Does any one provider have an edge? Probably not for long, said Matteo Gallina, principal consultant with global technology research and advisory firm Information Services Group Inc.
“One of them could have an initial breakthrough in certain capabilities but very soon, the others will follow,” he said in written comments. “The only exceptions are companies are strongly focused on the online gaming industry, which requires real-time rendering. They might have a foundational advantage.”
Chipset questions
One wild card in the cloud giants’ edge strategies is microprocessors. With the GPUs that drive model training being costly and in short supply, all three providers have released or plan to release their own AI-optimized chipsets. Whether that silicon will ultimately make it into edge devices is still unclear, however.
Google Tensor Processing Unit AI training and inferencing chips have been around since 2015 but have so far only been used in the search giant’s cloud. Google relies primarily on partners for processing at the edge. “The ecosystem is critical so we can help solve problems completely rather than just provide an IaaS or PaaS layer,” Gupta said.
AWS has the Trainium chipset for training models and the Inferentia processor for running inferences but, like Google, has so far limited their use to its cloud.
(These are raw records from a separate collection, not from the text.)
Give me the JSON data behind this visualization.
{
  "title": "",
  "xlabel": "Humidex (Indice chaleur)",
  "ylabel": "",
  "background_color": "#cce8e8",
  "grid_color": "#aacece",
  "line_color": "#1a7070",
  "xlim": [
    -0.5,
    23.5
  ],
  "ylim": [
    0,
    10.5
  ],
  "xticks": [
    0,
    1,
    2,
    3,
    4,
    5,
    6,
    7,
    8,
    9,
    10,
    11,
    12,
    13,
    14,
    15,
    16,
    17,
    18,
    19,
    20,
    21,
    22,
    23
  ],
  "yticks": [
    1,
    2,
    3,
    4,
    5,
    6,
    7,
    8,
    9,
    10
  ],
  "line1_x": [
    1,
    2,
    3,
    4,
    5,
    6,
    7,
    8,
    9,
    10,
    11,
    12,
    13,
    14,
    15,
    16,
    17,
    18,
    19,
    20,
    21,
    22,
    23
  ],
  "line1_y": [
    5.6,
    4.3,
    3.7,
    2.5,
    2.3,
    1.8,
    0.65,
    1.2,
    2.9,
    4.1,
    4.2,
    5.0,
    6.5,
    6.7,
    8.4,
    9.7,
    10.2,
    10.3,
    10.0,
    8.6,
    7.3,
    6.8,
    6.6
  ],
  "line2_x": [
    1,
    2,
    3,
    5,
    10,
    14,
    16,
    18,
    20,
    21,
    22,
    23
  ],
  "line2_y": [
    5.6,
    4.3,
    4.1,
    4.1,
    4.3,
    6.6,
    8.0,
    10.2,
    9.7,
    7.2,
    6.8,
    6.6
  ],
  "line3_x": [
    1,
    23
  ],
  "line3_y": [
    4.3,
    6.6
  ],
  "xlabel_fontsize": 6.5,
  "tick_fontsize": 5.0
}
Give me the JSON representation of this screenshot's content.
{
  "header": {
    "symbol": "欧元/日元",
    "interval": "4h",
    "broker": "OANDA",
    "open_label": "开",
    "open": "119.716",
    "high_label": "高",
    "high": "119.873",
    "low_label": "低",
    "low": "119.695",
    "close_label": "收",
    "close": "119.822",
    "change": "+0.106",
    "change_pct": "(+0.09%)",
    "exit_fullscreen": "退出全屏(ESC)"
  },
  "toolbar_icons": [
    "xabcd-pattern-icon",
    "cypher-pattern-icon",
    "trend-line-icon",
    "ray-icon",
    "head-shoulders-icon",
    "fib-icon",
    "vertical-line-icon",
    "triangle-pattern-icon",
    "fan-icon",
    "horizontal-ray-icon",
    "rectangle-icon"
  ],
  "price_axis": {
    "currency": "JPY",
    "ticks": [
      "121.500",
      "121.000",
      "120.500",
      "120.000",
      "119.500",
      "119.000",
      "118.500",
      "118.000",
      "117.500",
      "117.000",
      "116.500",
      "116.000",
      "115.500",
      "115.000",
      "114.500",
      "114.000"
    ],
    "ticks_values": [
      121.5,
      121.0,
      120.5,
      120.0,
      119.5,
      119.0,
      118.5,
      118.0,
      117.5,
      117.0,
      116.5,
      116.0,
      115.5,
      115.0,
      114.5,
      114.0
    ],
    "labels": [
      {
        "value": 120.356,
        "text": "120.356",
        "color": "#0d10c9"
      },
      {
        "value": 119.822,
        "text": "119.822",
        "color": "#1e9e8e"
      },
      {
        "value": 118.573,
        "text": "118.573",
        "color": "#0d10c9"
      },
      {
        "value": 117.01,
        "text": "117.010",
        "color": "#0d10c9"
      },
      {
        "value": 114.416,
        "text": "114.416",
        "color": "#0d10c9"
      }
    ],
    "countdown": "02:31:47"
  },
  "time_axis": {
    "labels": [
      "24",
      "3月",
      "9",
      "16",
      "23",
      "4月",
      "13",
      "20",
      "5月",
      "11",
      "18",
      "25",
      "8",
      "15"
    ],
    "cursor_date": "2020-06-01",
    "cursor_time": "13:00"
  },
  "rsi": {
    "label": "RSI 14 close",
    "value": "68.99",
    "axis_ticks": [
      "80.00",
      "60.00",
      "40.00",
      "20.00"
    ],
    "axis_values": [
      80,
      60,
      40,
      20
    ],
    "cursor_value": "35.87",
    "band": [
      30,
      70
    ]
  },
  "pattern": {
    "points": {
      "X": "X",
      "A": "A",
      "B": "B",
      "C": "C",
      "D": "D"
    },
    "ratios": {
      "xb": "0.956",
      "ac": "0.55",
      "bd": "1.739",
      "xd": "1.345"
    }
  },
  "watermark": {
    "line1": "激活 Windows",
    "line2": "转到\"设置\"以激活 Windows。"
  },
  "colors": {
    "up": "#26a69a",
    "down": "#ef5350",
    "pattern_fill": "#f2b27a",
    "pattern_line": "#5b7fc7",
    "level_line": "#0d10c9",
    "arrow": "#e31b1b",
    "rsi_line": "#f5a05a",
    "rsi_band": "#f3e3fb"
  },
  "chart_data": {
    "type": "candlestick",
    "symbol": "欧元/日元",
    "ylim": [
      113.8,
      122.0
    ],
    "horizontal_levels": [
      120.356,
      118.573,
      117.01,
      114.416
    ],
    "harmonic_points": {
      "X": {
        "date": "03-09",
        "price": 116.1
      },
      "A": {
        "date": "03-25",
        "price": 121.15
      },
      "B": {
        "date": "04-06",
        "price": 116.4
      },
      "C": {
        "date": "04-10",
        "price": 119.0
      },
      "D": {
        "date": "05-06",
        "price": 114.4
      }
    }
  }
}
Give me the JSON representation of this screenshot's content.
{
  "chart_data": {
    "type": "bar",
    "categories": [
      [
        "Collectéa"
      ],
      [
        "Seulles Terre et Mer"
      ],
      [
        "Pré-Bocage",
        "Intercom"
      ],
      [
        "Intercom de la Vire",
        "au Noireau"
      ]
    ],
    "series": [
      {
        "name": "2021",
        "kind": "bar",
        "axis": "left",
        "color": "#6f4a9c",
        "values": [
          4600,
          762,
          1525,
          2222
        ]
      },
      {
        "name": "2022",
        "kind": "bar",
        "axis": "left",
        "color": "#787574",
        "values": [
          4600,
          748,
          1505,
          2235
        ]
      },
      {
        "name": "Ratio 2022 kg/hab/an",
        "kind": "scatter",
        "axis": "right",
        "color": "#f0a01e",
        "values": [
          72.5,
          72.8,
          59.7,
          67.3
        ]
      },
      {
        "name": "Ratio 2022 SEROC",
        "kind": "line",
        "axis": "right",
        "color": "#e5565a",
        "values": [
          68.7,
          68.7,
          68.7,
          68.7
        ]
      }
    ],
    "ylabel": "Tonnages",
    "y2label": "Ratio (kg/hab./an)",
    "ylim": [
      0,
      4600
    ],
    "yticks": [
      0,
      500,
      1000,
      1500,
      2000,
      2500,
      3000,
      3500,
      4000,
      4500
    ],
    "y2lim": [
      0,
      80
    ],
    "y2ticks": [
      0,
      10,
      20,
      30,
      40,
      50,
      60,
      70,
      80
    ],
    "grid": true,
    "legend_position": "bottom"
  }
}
Microsoft’s plans for its still-unannounced AI chipset are unknown.
Experts say the big cloud providers are unlikely to be significant players in the fragmented and competitive market for intelligent edge devices. “The edge systems vendor will most likely be independent companies,” Linthicum said. “They will sell computing and storage at the edge to provide AI processing and model training, but a public cloud provider will control much of this centrally.”
“The hardware market is crowded and has many well-funded players,” said Gleb Budman, CEO of cloud storage provider Backblaze Inc. “Dozens of startups are targeting that market as are well-established companies like Intel and Nvidia.”
Gartner’s Lowery noted that hyperscalers “are having trouble building silicon at scale” and that their on-premises cloud offerings – Outposts, Microsoft’s Stack Hub and Google’s Anthos and Distributed Cloud — “haven’t been wildly successful. There are a lot of players that are in a better position at the edge than the big cloud providers,” he said, “but there’s so much unmet opportunity that edge solutions might be secondary right now.”
But Jeff Wittich, chief product officer at edge processor maker Ampere Computing LLC, says the hyperscalers shouldn’t be counted out when it comes to low-latency workloads. Although they’re unlikely to enter the device market, they can leverage their points of presence to capture much of that business.
“Inferencing is an area where public cloud providers have a compelling story,” he said. “They can provide local access to all geographies around the world. The locality is well-suited.”
Evolving AI workloads and infrastructure are also opening up new possibilities on edge devices, said Jason McGee, chief technology officer of IBM Cloud. “I think the cloud operating model will apply across the spectrum,” he said. “The specific infrastructure platforms will evolve. We’re seeing a rise of GPUs but also how to run AI models on traditional CPUs.”
Deloitte’s Linthicum doesn’t expect many cloud computing executives to fret over a tiny hardware market share. “Public cloud providers will dominate the centralized processing for AI at the edge,” he said. “While they won’t own the edge device market, they will have systems that will allow for the development, deployment and operations of these devices, which is actually a much harder problem to solve.”
The bottom line, as he wrote recently in InfoWorld, is that “edge computing drives cloud computing.”